Modern consumers need their apples to last a long longer than that, though. We want Royal Galas in February, long after orchards are productive. Farmers meet that demand by essentially preventing the apples from breathing. Yes, apples breathe—they take in oxygen and convert it to carbon dioxide. So, to keep the fruit from aging, we can just lock them in a room and drop the oxygen level from about 21 percent to 2.5 percent or lower. That’s low enough that some workers have died because they weren’t wearing proper safety gear. Remember: if it’s oxygen-deprived enough to put an apple into a coma, it can probably put you in one, too.
Of course, other gases can still swirl around in there, and the ripening process can’t be stopped entirely. But with low oxygen and cool air, farmers can make their harvest last for months longer than it really should.
But make sure not to lower the oxygen too much. If you completely deprive them, apples start fermenting instead, and you end up with alcoholic fruit. Great for cider-making, not so great for eating.
Step 3 (optional): Actively prevent ripening
If you really want to stop an apple from maturing, there’s always SmartFresh. That’s the brand name for 1-methylcyclopropene, which binds to an apple’s ethylene receptors, thereby preventing it from getting the signal that it’s time to ripen.
You can also use SmartFresh between the time the apples are pulled from storage and when they arrive at grocery stores. With a ton of apples in one place, the buildup of ethylene gas could cause all that fruit to ripen rapidly and ruin a harvest on the way to the store.
Step 4: Let the ripening begin!
Once you take the fruit out of the cold and let it expose itself to ethylene, the apples start ripening again. The starches become sugars, the skin loses its bright green hue (unless it’s a Granny Smith), and the fruit develops its characteristic flavor.

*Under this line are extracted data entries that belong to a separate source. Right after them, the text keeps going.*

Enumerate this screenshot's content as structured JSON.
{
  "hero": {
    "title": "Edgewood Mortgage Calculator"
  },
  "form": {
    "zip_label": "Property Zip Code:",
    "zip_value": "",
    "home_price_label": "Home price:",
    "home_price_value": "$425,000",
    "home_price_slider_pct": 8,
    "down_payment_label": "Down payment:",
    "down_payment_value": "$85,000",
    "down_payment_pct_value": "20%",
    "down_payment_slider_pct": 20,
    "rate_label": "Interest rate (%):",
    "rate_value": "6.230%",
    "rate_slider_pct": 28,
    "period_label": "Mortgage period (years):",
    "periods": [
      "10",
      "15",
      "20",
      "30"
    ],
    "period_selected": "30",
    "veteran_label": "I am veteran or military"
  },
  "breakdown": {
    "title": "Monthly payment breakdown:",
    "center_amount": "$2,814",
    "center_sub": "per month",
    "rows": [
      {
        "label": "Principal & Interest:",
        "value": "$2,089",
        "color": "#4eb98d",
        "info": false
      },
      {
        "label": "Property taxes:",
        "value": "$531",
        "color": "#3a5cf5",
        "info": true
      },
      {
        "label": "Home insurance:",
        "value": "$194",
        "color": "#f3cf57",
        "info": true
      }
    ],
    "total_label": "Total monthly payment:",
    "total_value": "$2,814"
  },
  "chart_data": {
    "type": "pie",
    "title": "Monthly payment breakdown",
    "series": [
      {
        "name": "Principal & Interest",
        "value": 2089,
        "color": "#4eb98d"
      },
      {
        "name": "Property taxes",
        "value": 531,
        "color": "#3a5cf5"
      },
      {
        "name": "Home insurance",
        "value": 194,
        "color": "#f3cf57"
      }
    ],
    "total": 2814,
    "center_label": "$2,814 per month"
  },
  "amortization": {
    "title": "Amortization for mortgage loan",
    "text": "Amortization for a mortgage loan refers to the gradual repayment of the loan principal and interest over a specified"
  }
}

The problem growers are still trying to solve is that the ripening doesn’t develop exactly the same way off the tree as it does on. A lot of the apple’s flavor will survive long-term storage, especially sweetness (that’s just dependent on sugar development). But the more rounded, complex flavors come from esters, the chemical compounds that give an apple it’s apple-y aroma. On the tree, an apple develops an array of esters. In storage, though, it doesn’t have access to all the same nutrients and gases as it does in the orchard. It can’t develop that whole array, and so doesn’t have the same full-bodied flavor.
That being said, you probably don’t notice this as much with apples as you do with something like tomatoes. A tomato doesn’t really ripen well off the vine, it’s just that growers and grocers are good at essentially faking ripeness. Most consumers judge a tomato in the store based on its redness. Application of ethylene gas will turn even the greenest tomato red, but it can’t make a tomato taste like a tomato. That’s why you should pick them based on how they smell. A vine-ripened fruit has a distinct tomato-y aroma, while an off-season one smells like almost nothing.
But we’re way better at ripening apples. A fresh apple in summer tastes great, but by the time winter rolls around, all you have to compare your apple to is other old apples—and they all taste fine, if not amazing. Really, we should just be thankful that we have apples in February at all, much less tasty ones. We’ve spent generations breeding apple varieties that stay crisp and store well, and now we’re reaping the rewards. Happy eating!